The spotlight is on the SARB this week as it delivers its final rate verdict for 2022. The big question is whether the SARB delivers another outsized 75bps hike or scales back on the pace of tightening and hikes rates by a smaller 50bps. While strong arguments can be made for both a 75bps and a 50bps hike, our base case is for the latter. That said, we do see a considerable risk of a larger 75bps hike.

While the modest upside surprise in the October CPI reading has prompted a shift higher in rate hike bets in the professional rates market, traders are still positioned for a 50bps hike tomorrow. Economists surveyed by Bloomberg meanwhile favour another 75bps hike. Out of the 20 economists surveyed, 15 expect a 75bps rate hike tomorrow, while 4 are betting on a 50bps hike and 1 is expecting a 100bps hike. This is reflected in the accompanying chart.
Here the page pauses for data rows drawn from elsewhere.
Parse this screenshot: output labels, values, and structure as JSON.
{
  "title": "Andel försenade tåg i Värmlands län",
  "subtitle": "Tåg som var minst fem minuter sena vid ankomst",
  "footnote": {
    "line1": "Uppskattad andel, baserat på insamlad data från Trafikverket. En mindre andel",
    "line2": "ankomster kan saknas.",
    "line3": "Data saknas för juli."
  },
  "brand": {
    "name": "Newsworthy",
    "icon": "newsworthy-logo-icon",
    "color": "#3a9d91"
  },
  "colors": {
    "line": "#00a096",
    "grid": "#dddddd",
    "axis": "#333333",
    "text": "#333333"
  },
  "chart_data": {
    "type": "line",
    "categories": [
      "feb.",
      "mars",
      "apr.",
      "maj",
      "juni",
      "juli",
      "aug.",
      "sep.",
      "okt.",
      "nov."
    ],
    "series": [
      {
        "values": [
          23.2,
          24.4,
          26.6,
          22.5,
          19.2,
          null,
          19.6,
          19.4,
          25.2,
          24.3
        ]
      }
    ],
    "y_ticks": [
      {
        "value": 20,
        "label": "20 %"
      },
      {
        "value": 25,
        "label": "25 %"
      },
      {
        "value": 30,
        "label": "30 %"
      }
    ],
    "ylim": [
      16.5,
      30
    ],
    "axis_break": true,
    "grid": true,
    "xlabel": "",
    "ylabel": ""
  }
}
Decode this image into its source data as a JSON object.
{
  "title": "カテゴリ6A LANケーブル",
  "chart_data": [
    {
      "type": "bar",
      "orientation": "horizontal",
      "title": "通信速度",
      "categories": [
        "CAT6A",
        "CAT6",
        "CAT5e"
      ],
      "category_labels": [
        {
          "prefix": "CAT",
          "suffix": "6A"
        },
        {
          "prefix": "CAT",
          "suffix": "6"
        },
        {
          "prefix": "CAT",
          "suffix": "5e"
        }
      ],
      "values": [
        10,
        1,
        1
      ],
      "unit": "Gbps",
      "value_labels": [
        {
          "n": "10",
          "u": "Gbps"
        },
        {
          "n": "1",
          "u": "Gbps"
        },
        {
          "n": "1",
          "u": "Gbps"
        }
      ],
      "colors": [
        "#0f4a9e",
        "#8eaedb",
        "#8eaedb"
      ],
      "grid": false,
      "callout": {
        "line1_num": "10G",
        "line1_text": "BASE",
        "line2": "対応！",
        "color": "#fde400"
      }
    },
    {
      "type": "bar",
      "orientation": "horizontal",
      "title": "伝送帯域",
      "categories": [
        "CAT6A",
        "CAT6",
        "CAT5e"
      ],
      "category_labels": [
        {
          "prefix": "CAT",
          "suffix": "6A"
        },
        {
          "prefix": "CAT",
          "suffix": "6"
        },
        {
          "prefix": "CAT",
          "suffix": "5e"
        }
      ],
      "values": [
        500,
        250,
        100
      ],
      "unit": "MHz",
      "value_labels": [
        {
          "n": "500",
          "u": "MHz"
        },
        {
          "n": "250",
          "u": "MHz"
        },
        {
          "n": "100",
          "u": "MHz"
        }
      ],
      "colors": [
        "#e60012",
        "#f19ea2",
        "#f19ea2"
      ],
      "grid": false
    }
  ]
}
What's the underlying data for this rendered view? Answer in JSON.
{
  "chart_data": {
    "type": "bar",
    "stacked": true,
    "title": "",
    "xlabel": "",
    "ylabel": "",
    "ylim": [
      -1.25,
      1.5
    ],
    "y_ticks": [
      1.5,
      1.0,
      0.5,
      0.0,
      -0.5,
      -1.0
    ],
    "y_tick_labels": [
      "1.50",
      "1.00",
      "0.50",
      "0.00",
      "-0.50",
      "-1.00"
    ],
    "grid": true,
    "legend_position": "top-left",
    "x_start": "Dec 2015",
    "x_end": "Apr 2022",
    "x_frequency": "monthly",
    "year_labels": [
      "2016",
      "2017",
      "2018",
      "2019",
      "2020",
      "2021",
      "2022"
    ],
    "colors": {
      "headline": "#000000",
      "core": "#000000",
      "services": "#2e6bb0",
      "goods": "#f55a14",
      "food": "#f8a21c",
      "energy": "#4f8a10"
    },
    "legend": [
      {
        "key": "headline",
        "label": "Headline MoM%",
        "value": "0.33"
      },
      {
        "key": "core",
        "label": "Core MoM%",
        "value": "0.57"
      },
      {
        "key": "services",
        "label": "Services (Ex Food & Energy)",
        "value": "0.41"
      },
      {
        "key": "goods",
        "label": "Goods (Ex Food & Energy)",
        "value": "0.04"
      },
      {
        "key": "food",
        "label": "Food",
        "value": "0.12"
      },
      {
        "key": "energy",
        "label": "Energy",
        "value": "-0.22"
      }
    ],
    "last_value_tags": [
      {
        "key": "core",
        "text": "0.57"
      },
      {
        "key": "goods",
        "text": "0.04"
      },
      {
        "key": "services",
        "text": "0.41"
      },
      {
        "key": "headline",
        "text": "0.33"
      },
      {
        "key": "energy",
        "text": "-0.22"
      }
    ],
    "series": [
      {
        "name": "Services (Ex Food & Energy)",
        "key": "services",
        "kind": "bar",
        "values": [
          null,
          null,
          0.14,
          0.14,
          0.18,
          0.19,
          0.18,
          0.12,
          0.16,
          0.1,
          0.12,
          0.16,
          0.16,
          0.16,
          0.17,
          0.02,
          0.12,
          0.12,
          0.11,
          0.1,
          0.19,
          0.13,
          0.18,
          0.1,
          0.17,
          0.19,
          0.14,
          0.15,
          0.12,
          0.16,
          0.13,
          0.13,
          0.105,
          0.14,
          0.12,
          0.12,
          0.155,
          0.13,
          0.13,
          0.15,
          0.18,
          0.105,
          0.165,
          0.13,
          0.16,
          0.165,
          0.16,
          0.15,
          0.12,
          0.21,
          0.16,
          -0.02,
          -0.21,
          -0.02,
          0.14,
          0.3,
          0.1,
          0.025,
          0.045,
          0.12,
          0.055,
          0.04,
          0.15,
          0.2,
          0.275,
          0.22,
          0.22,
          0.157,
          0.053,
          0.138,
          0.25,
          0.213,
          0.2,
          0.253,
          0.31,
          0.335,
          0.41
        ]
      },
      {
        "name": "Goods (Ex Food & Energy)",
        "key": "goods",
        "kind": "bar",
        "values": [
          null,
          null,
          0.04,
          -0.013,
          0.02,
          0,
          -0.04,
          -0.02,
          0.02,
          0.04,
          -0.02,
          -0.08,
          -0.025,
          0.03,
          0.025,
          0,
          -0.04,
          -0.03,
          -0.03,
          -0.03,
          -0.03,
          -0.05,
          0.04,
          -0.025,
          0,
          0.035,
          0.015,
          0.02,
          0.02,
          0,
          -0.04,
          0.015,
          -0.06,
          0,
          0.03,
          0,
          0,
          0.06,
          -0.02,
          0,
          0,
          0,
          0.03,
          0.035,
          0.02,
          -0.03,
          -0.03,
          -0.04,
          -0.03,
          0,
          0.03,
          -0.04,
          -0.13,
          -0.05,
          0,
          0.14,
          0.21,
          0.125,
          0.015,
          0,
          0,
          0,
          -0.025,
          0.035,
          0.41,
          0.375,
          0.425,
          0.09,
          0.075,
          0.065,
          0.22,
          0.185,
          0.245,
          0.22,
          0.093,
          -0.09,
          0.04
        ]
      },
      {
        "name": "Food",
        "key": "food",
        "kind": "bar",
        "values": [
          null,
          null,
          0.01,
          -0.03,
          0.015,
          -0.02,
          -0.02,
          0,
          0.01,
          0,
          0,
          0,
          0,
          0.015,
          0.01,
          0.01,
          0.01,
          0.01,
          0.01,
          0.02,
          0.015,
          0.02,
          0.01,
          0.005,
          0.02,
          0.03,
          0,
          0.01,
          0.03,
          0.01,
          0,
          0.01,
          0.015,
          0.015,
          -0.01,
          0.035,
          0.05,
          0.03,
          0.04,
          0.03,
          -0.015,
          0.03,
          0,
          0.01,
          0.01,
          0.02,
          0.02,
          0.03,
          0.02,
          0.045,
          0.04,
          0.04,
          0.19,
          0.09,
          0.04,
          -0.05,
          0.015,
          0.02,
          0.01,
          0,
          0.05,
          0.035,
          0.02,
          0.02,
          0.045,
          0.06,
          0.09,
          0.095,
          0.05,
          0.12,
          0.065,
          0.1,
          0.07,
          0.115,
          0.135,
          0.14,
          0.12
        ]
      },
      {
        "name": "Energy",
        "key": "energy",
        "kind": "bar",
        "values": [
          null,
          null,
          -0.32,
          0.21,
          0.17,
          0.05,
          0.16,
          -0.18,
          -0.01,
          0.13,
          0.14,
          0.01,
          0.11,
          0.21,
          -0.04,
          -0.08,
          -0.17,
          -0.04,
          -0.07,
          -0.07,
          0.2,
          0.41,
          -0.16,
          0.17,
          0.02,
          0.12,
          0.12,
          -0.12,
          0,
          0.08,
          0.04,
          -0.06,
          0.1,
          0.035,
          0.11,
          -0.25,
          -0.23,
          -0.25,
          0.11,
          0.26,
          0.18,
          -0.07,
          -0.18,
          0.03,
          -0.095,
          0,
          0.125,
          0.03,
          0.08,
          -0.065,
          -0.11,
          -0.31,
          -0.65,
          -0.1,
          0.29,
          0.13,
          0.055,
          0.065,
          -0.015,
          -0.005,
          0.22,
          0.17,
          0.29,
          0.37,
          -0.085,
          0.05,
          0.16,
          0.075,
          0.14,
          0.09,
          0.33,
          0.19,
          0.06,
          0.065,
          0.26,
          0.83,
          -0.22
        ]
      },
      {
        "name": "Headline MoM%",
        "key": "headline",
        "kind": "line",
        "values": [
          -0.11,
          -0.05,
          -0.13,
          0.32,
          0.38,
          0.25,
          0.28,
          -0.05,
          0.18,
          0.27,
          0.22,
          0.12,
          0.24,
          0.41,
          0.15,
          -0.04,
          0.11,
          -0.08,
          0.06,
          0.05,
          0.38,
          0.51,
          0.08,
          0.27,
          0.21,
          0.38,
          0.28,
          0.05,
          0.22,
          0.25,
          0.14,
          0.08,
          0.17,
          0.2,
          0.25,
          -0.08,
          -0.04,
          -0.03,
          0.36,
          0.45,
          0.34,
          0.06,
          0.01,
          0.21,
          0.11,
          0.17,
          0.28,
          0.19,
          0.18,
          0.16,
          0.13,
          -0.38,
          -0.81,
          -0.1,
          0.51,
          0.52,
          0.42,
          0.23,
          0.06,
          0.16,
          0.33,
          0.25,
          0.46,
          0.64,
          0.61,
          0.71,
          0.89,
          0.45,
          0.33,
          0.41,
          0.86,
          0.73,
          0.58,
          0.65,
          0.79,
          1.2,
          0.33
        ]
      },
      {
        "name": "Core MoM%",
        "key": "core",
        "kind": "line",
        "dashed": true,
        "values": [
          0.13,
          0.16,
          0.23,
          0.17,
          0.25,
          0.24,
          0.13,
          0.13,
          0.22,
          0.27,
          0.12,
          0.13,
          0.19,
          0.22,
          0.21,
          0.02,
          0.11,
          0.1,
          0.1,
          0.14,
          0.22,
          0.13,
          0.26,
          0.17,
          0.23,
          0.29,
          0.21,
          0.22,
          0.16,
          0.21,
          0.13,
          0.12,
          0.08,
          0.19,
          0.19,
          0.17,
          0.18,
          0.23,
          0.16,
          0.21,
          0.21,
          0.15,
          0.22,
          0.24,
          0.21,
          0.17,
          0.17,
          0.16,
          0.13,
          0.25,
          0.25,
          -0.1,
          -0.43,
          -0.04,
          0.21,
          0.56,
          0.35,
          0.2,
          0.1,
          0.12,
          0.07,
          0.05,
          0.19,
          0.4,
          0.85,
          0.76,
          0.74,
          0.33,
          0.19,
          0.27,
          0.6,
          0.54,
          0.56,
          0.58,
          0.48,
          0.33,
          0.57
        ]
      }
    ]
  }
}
Key reasons for tilting the scale in favour of a smaller rate hike

  • Global and domestic growth outlooks have worsened –  Eskom woes amplifying SA’s slowdown
  • Rand appreciation – ZAR has gained more than 2% against the USD since the September SARB meeting. More gains are likely
  • Oil prices have fallen – Brent crude price in ZAR is down more than 5% since the September SARB meeting
  • Inflation expectations have moderated – SA’s 5yr breakeven has fallen from around 7% to 5%
  • US monetary policy pivot – Prospects of less aggressive tightening in the US are rising
  • Global food prices have plunged – UN FAO World Food Price Index is down almost 15% from its peak in March

Inflation is above target but expected to decelerate in the months ahead

While inflation remains above the upper limit of the 3% to 6% inflation target, the high base effect of this year will start to take effect from the end of Q1 2023. Much of the inflation this year has been a function of high energy and food prices due to the supply shocks from the Russia-Ukraine war that broke out in February. Therefore, with commodity prices correcting lower and the base effects to set take effect from February/March next year against the backdrop of slowing growth, we expect headline inflation to fall back within the SARB’s inflation target in the first half of next year.

Bottom Line:

There is significant two-way risk heading into tomorrow’s SARB MPC meeting with economists and traders divided on the magnitude of the SARB’s rate hike. The SARB’s policy trajectory is inextricably linked to those of the Fed and other major central banks and given recent intimations that the end of the global rate hike cycle is drawing nearer, the SARB may well consider moving to smaller increments slightly ahead of the curve to avoid incurring unnecessary damage to the South African economy. We, therefore, foresee a vote split 3-2 in favour of the 50bp hike, with such an outcome likely to be used as a guide in monetary policy going forward and also offers the SARB room to manoeuvre in case inflation expectations rise again.